Hélder Dores, um dos responsáveis pelo estudo RADICAL, explica que “a utilização de meios digitais permite entender melhor o panorama dos fatores de risco cardiovascular em Portugal, chegando facilmente a um maior número de pessoas”. “O estudo RADICAL é o primeiro passo para dotar a população de ferramentas que lhe permitem autoavaliar o seu risco de futuros eventos cardíacos”, acrescenta José Ferreira Santos, parceiro na investigação.

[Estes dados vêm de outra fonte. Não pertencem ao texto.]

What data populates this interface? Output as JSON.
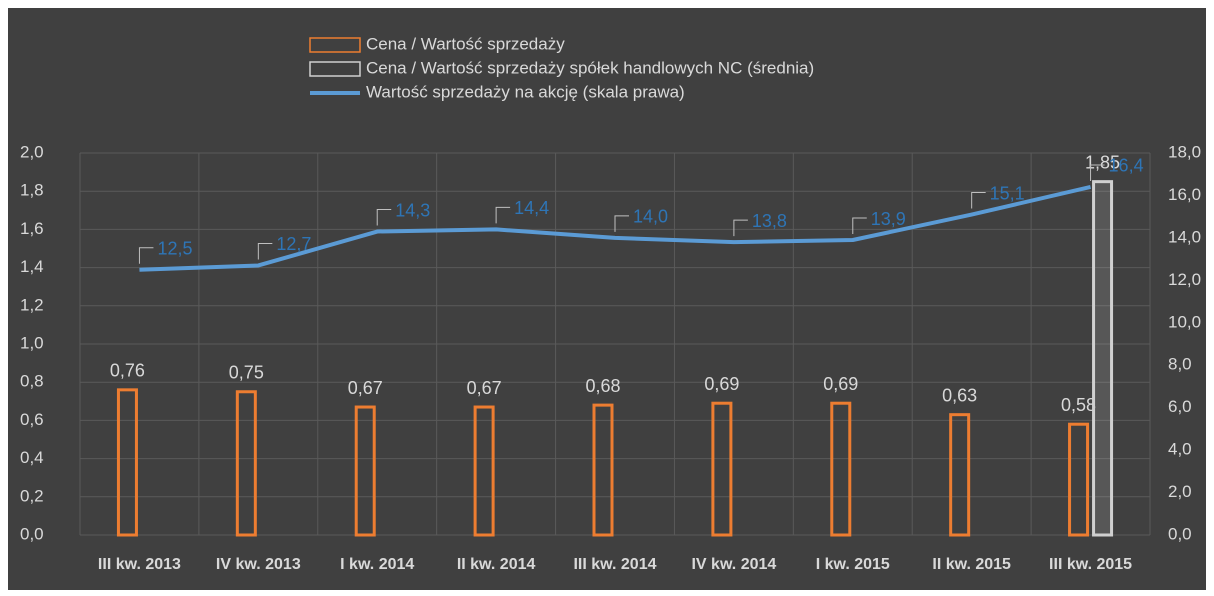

Os cardiologistas Hélder Dores e José Ferreira Santos são os autores do estudo, e estarão disponíveis para responder a qualquer dúvida na sessão de apresentação. Também se espera a presença de Cristina Gavina, cardiologista e presidente da Sociedade Portuguesa de Cardiologia, assim como de Rosália Páscoa, médica de família e presidente da Sociedade Portuguesa de Medicina do Estilo de Vida.